In due time the answer arrived:
"My dear Arthur,
"We are all delighted at the receipt of your letter. We should, of course, be extremely glad to have you back with us, but at the same time we cannot but recognize that you could not do better for yourself than you are doing. I do not know that personally I am extraordinarily gratified that you should be holding a commission as captain in Her Majesty's service, and as Assistant British Commissioner in Spain; but I am bound to say that your aunt and cousins seem to be filled with an altogether excessive pride in the position you have gained. The girls have been going about among their friends crowing like little gamecocks, and even your aunt, ordinarily a tranquil and quietly-disposed woman, appears to be quite puffed up.
"However, joking aside, we are all highly gratified--I certainly admit that I myself am highly gratified too--and feel that you could not do better for yourself than remain for three or four years, by which time, I hope, the war will be finished. You will, as you say, see what is going on without running any serious risks; and when you are in Madrid I can quite imagine that, with your official position, you will lead a very pleasant life. I almost feel, Arthur, that you are getting altogether beyond advice, and are now able to go on your own way. I can only say, therefore, that we shall be all very glad to have you back again with us, and I hope that every trace of the unpleasantness which necessarily resulted from our last interview will be altogether forgotten.
"Your affectionate Uncle."
That evening Arthur called at the house of the young Count Leon de Balen. It was one of the houses at which he had become most intimate. The count had little of the reserve and hauteur common to most Spanish nobles. He had from the first taken a great fancy to Arthur, and had made the latter at all times welcome to his house. It had been one of the first to which he had been invited after his arrival at Madrid, and was one of the few which were always open to him.
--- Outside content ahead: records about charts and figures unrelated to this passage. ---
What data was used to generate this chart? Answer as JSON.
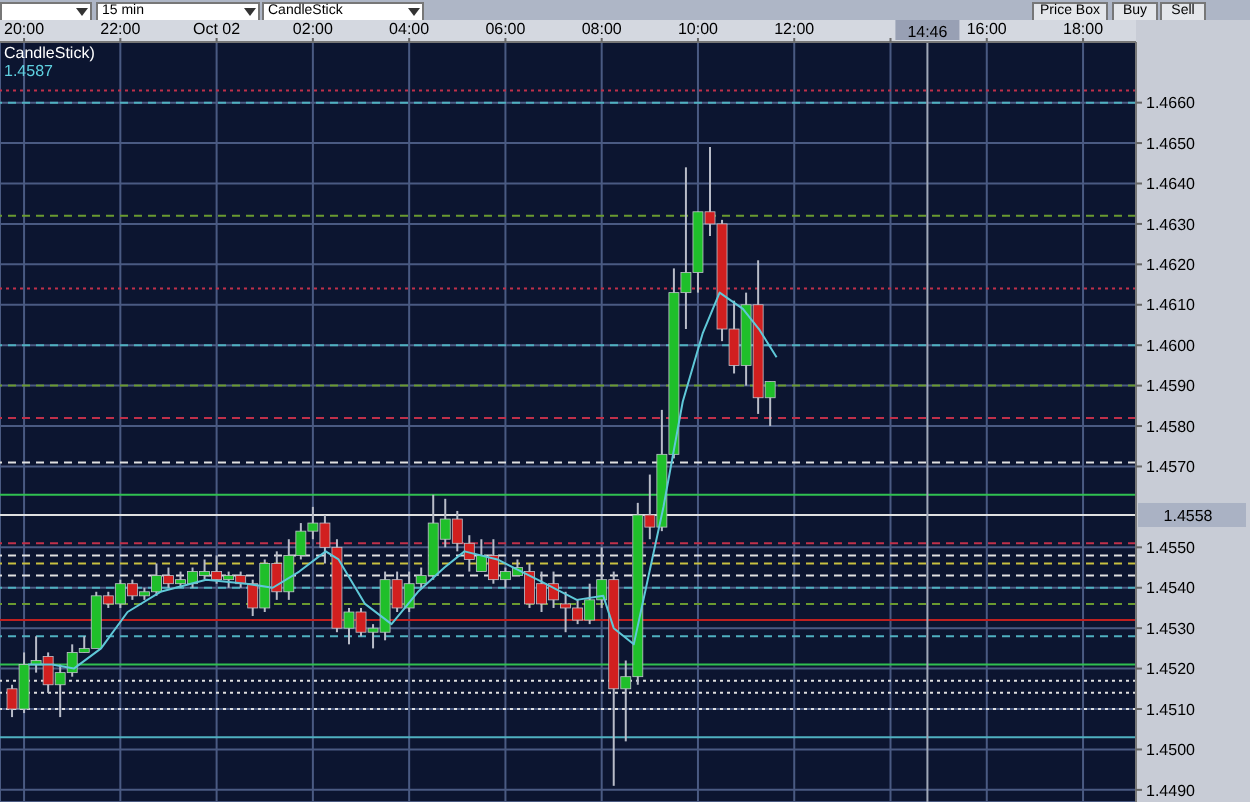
{
  "chart_data": {
    "type": "candlestick",
    "annotations": [
      "CandleStick)",
      "1.4587",
      "15 min",
      "CandleStick",
      "Price Box",
      "Buy",
      "Sell"
    ],
    "x": [
      "--10-01T19:45",
      "--10-01T20:00",
      "--10-01T20:15",
      "--10-01T20:30",
      "--10-01T20:45",
      "--10-01T21:00",
      "--10-01T21:15",
      "--10-01T21:30",
      "--10-01T21:45",
      "--10-01T22:00",
      "--10-01T22:15",
      "--10-01T22:30",
      "--10-01T22:45",
      "--10-01T23:00",
      "--10-01T23:15",
      "--10-01T23:30",
      "--10-01T23:45",
      "--10-02T00:00",
      "--10-02T00:15",
      "--10-02T00:30",
      "--10-02T00:45",
      "--10-02T01:00",
      "--10-02T01:15",
      "--10-02T01:30",
      "--10-02T01:45",
      "--10-02T02:00",
      "--10-02T02:15",
      "--10-02T02:30",
      "--10-02T02:45",
      "--10-02T03:00",
      "--10-02T03:15",
      "--10-02T03:30",
      "--10-02T03:45",
      "--10-02T04:00",
      "--10-02T04:15",
      "--10-02T04:30",
      "--10-02T04:45",
      "--10-02T05:00",
      "--10-02T05:15",
      "--10-02T05:30",
      "--10-02T05:45",
      "--10-02T06:00",
      "--10-02T06:15",
      "--10-02T06:30",
      "--10-02T06:45",
      "--10-02T07:00",
      "--10-02T07:15",
      "--10-02T07:30",
      "--10-02T07:45",
      "--10-02T08:00",
      "--10-02T08:15",
      "--10-02T08:30",
      "--10-02T08:45",
      "--10-02T09:00",
      "--10-02T09:15",
      "--10-02T09:30",
      "--10-02T09:45",
      "--10-02T10:00",
      "--10-02T10:15",
      "--10-02T10:30",
      "--10-02T10:45",
      "--10-02T11:00",
      "--10-02T11:15",
      "--10-02T11:30"
    ],
    "ohlc": [
      [
        1.4515,
        1.4516,
        1.4508,
        1.451
      ],
      [
        1.451,
        1.4524,
        1.4509,
        1.4521
      ],
      [
        1.4521,
        1.4528,
        1.4519,
        1.4522
      ],
      [
        1.4523,
        1.4524,
        1.4514,
        1.4516
      ],
      [
        1.4516,
        1.4521,
        1.4508,
        1.4519
      ],
      [
        1.4519,
        1.4526,
        1.4518,
        1.4524
      ],
      [
        1.4524,
        1.4528,
        1.4524,
        1.4525
      ],
      [
        1.4525,
        1.4539,
        1.4525,
        1.4538
      ],
      [
        1.4538,
        1.4539,
        1.4535,
        1.4536
      ],
      [
        1.4536,
        1.4542,
        1.4535,
        1.4541
      ],
      [
        1.4541,
        1.4542,
        1.4537,
        1.4538
      ],
      [
        1.4538,
        1.454,
        1.4537,
        1.4539
      ],
      [
        1.4539,
        1.4546,
        1.4538,
        1.4543
      ],
      [
        1.4543,
        1.4545,
        1.454,
        1.4541
      ],
      [
        1.4541,
        1.4544,
        1.454,
        1.4542
      ],
      [
        1.4541,
        1.4545,
        1.454,
        1.4544
      ],
      [
        1.4543,
        1.4547,
        1.4542,
        1.4544
      ],
      [
        1.4544,
        1.4548,
        1.4541,
        1.4542
      ],
      [
        1.4542,
        1.4544,
        1.454,
        1.4543
      ],
      [
        1.4543,
        1.4544,
        1.454,
        1.4541
      ],
      [
        1.4541,
        1.4542,
        1.4533,
        1.4535
      ],
      [
        1.4535,
        1.4547,
        1.4534,
        1.4546
      ],
      [
        1.4546,
        1.4549,
        1.4537,
        1.4539
      ],
      [
        1.4539,
        1.4552,
        1.4537,
        1.4548
      ],
      [
        1.4548,
        1.4556,
        1.4547,
        1.4554
      ],
      [
        1.4554,
        1.456,
        1.4552,
        1.4556
      ],
      [
        1.4556,
        1.4558,
        1.4546,
        1.455
      ],
      [
        1.455,
        1.4552,
        1.4529,
        1.453
      ],
      [
        1.453,
        1.4535,
        1.4526,
        1.4534
      ],
      [
        1.4534,
        1.4535,
        1.4528,
        1.4529
      ],
      [
        1.4529,
        1.4531,
        1.4525,
        1.453
      ],
      [
        1.4529,
        1.4544,
        1.4527,
        1.4542
      ],
      [
        1.4542,
        1.4544,
        1.4534,
        1.4535
      ],
      [
        1.4535,
        1.4544,
        1.4534,
        1.4541
      ],
      [
        1.4541,
        1.4545,
        1.454,
        1.4543
      ],
      [
        1.4543,
        1.4563,
        1.4542,
        1.4556
      ],
      [
        1.4552,
        1.4562,
        1.455,
        1.4557
      ],
      [
        1.4557,
        1.4559,
        1.4549,
        1.4551
      ],
      [
        1.4551,
        1.4553,
        1.4544,
        1.4547
      ],
      [
        1.4544,
        1.4552,
        1.4544,
        1.4548
      ],
      [
        1.4548,
        1.4552,
        1.4541,
        1.4542
      ],
      [
        1.4542,
        1.4545,
        1.454,
        1.4544
      ],
      [
        1.4543,
        1.4547,
        1.4543,
        1.4545
      ],
      [
        1.4544,
        1.4546,
        1.4535,
        1.4536
      ],
      [
        1.4541,
        1.4544,
        1.4534,
        1.4536
      ],
      [
        1.4541,
        1.4544,
        1.4535,
        1.4537
      ],
      [
        1.4536,
        1.4539,
        1.4529,
        1.4535
      ],
      [
        1.4535,
        1.4537,
        1.4531,
        1.4532
      ],
      [
        1.4532,
        1.4541,
        1.4531,
        1.4537
      ],
      [
        1.4537,
        1.455,
        1.4535,
        1.4542
      ],
      [
        1.4542,
        1.4544,
        1.4491,
        1.4515
      ],
      [
        1.4515,
        1.4522,
        1.4502,
        1.4518
      ],
      [
        1.4518,
        1.4561,
        1.4516,
        1.4558
      ],
      [
        1.4558,
        1.4568,
        1.4552,
        1.4555
      ],
      [
        1.4555,
        1.4584,
        1.4554,
        1.4573
      ],
      [
        1.4573,
        1.4619,
        1.4572,
        1.4613
      ],
      [
        1.4613,
        1.4644,
        1.4604,
        1.4618
      ],
      [
        1.4618,
        1.4633,
        1.4613,
        1.4633
      ],
      [
        1.4633,
        1.4649,
        1.4627,
        1.463
      ],
      [
        1.463,
        1.4631,
        1.4601,
        1.4604
      ],
      [
        1.4604,
        1.4611,
        1.4593,
        1.4595
      ],
      [
        1.4595,
        1.4613,
        1.459,
        1.461
      ],
      [
        1.461,
        1.4621,
        1.4583,
        1.4587
      ],
      [
        1.4587,
        1.4591,
        1.458,
        1.4591
      ]
    ],
    "colors": [
      "#d11f1f",
      "#1fbf2a",
      "#1fbf2a",
      "#d11f1f",
      "#1fbf2a",
      "#1fbf2a",
      "#1fbf2a",
      "#1fbf2a",
      "#d11f1f",
      "#1fbf2a",
      "#d11f1f",
      "#1fbf2a",
      "#1fbf2a",
      "#d11f1f",
      "#1fbf2a",
      "#1fbf2a",
      "#1fbf2a",
      "#d11f1f",
      "#1fbf2a",
      "#d11f1f",
      "#d11f1f",
      "#1fbf2a",
      "#d11f1f",
      "#1fbf2a",
      "#1fbf2a",
      "#1fbf2a",
      "#d11f1f",
      "#d11f1f",
      "#1fbf2a",
      "#d11f1f",
      "#1fbf2a",
      "#1fbf2a",
      "#d11f1f",
      "#1fbf2a",
      "#1fbf2a",
      "#1fbf2a",
      "#1fbf2a",
      "#d11f1f",
      "#d11f1f",
      "#1fbf2a",
      "#d11f1f",
      "#1fbf2a",
      "#1fbf2a",
      "#d11f1f",
      "#d11f1f",
      "#d11f1f",
      "#d11f1f",
      "#d11f1f",
      "#1fbf2a",
      "#1fbf2a",
      "#d11f1f",
      "#1fbf2a",
      "#1fbf2a",
      "#d11f1f",
      "#1fbf2a",
      "#1fbf2a",
      "#1fbf2a",
      "#1fbf2a",
      "#d11f1f",
      "#d11f1f",
      "#d11f1f",
      "#1fbf2a",
      "#d11f1f",
      "#1fbf2a"
    ],
    "series": [
      {
        "type": "line",
        "color": "#5fc8d8",
        "x": [
          "--10-01T20:05",
          "--10-01T20:35",
          "--10-01T21:02",
          "--10-01T21:36",
          "--10-01T22:09",
          "--10-01T22:50",
          "--10-01T23:47",
          "--10-02T00:37",
          "--10-02T01:10",
          "--10-02T01:43",
          "--10-02T02:16",
          "--10-02T02:32",
          "--10-02T03:05",
          "--10-02T03:38",
          "--10-02T04:11",
          "--10-02T04:44",
          "--10-02T05:09",
          "--10-02T05:50",
          "--10-02T06:40",
          "--10-02T07:29",
          "--10-02T08:02",
          "--10-02T08:15",
          "--10-02T08:40",
          "--10-02T09:17",
          "--10-02T09:41",
          "--10-02T10:06",
          "--10-02T10:27",
          "--10-02T10:56",
          "--10-02T11:16",
          "--10-02T11:38"
        ],
        "values": [
          1.4521,
          1.4521,
          1.452,
          1.4525,
          1.4534,
          1.4539,
          1.4542,
          1.4541,
          1.454,
          1.4544,
          1.4549,
          1.4547,
          1.4536,
          1.4531,
          1.4539,
          1.4545,
          1.4549,
          1.4547,
          1.4542,
          1.4537,
          1.4538,
          1.453,
          1.4526,
          1.456,
          1.4586,
          1.4603,
          1.4613,
          1.4609,
          1.4604,
          1.4597
        ]
      }
    ],
    "ref_lines": [
      {
        "axis": "y",
        "value": 1.4663,
        "color": "#c0304a",
        "line_style": "dotted"
      },
      {
        "axis": "y",
        "value": 1.466,
        "color": "#4fb0c0",
        "line_style": "dashed"
      },
      {
        "axis": "y",
        "value": 1.4632,
        "color": "#6a9a30",
        "line_style": "dashed"
      },
      {
        "axis": "y",
        "value": 1.4614,
        "color": "#c0304a",
        "line_style": "dotted"
      },
      {
        "axis": "y",
        "value": 1.46,
        "color": "#4fb0c0",
        "line_style": "dashed"
      },
      {
        "axis": "y",
        "value": 1.459,
        "color": "#6a9a30",
        "line_style": "dashed"
      },
      {
        "axis": "y",
        "value": 1.4582,
        "color": "#c0304a",
        "line_style": "dashed"
      },
      {
        "axis": "y",
        "value": 1.4571,
        "color": "#e0e0e0",
        "line_style": "dashed"
      },
      {
        "axis": "y",
        "value": 1.4563,
        "color": "#30c050",
        "line_style": "solid"
      },
      {
        "axis": "y",
        "value": 1.4558,
        "label": "1.4558",
        "color": "#e0e0e0",
        "line_style": "solid"
      },
      {
        "axis": "y",
        "value": 1.4551,
        "color": "#c0304a",
        "line_style": "dashed"
      },
      {
        "axis": "y",
        "value": 1.4548,
        "color": "#e0e0e0",
        "line_style": "dashed"
      },
      {
        "axis": "y",
        "value": 1.4546,
        "color": "#c8c040",
        "line_style": "dashed"
      },
      {
        "axis": "y",
        "value": 1.4543,
        "color": "#e0e0e0",
        "line_style": "dashed"
      },
      {
        "axis": "y",
        "value": 1.454,
        "color": "#4fb0c0",
        "line_style": "dashed"
      },
      {
        "axis": "y",
        "value": 1.4536,
        "color": "#6a9a30",
        "line_style": "dashed"
      },
      {
        "axis": "y",
        "value": 1.4532,
        "color": "#c02020",
        "line_style": "solid"
      },
      {
        "axis": "y",
        "value": 1.4528,
        "color": "#4fb0c0",
        "line_style": "dashed"
      },
      {
        "axis": "y",
        "value": 1.4521,
        "color": "#30c050",
        "line_style": "solid"
      },
      {
        "axis": "y",
        "value": 1.4517,
        "color": "#e0e0e0",
        "line_style": "dotted"
      },
      {
        "axis": "y",
        "value": 1.4514,
        "color": "#e0e0e0",
        "line_style": "dotted"
      },
      {
        "axis": "y",
        "value": 1.451,
        "color": "#e0e0e0",
        "line_style": "dotted"
      },
      {
        "axis": "y",
        "value": 1.4503,
        "color": "#4fb0c0",
        "line_style": "solid"
      },
      {
        "axis": "x",
        "value": "--10-02T14:46",
        "label": "14:46",
        "color": "#a0a8b8",
        "line_style": "solid"
      }
    ],
    "xlim": [
      "--10-01T19:30",
      "--10-02T19:06"
    ],
    "xticks": [
      {
        "value": "--10-01T20:00",
        "label": "20:00"
      },
      {
        "value": "--10-01T22:00",
        "label": "22:00"
      },
      {
        "value": "--10-02T00:00",
        "label": "Oct 02"
      },
      {
        "value": "--10-02T02:00",
        "label": "02:00"
      },
      {
        "value": "--10-02T04:00",
        "label": "04:00"
      },
      {
        "value": "--10-02T06:00",
        "label": "06:00"
      },
      {
        "value": "--10-02T08:00",
        "label": "08:00"
      },
      {
        "value": "--10-02T10:00",
        "label": "10:00"
      },
      {
        "value": "--10-02T12:00",
        "label": "12:00"
      },
      {
        "value": "--10-02T14:00",
        "label": null
      },
      {
        "value": "--10-02T16:00",
        "label": "16:00"
      },
      {
        "value": "--10-02T18:00",
        "label": "18:00"
      }
    ],
    "ylim": [
      1.4487,
      1.4675
    ],
    "yticks": [
      {
        "value": 1.449,
        "label": "1.4490"
      },
      {
        "value": 1.45,
        "label": "1.4500"
      },
      {
        "value": 1.451,
        "label": "1.4510"
      },
      {
        "value": 1.452,
        "label": "1.4520"
      },
      {
        "value": 1.453,
        "label": "1.4530"
      },
      {
        "value": 1.454,
        "label": "1.4540"
      },
      {
        "value": 1.455,
        "label": "1.4550"
      },
      {
        "value": 1.457,
        "label": "1.4570"
      },
      {
        "value": 1.458,
        "label": "1.4580"
      },
      {
        "value": 1.459,
        "label": "1.4590"
      },
      {
        "value": 1.46,
        "label": "1.4600"
      },
      {
        "value": 1.461,
        "label": "1.4610"
      },
      {
        "value": 1.462,
        "label": "1.4620"
      },
      {
        "value": 1.463,
        "label": "1.4630"
      },
      {
        "value": 1.464,
        "label": "1.4640"
      },
      {
        "value": 1.465,
        "label": "1.4650"
      },
      {
        "value": 1.466,
        "label": "1.4660"
      }
    ],
    "grid": true
  }
}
"I have been taken to task several times," the young man said one day with a laugh, "for inviting a man, and that man a foreigner and a heretic, so familiarly to my house. Two years ago I was for a few mouths with our embassy in London, and I came to like your ways very much. It was very pleasant to be able to make calls at houses without ceremony, and I made many friends. It seemed to me in all respects better, for young people get to know each other and to like each other. Young men and young women in your country meet and talk and dance together, and are good friends, without thinking of marriage; whereas here girls are for the most part shut up until a marriage is arranged for them. Of course I hold, as other people do, that young ladies should not go out alone, and should always be accompanied by a duenna; but in their own house, and under their parents' eyes, I can see no occasion for strictness. I might have some hesitation in giving a young Spaniard a general invitation to my house, because he would not understand it, and would think that I wished to introduce him as a suitor to one of my sisters; but with an Englishman it is different. You laugh and talk with them as if they were your own, and I think it is very good for them, and that they are as pleased to see you as I am."
When, therefore, Arthur had no other engagement he very often went in for a chat in the evening to the young count's, and he was naturally one of the first he told of his new appointment.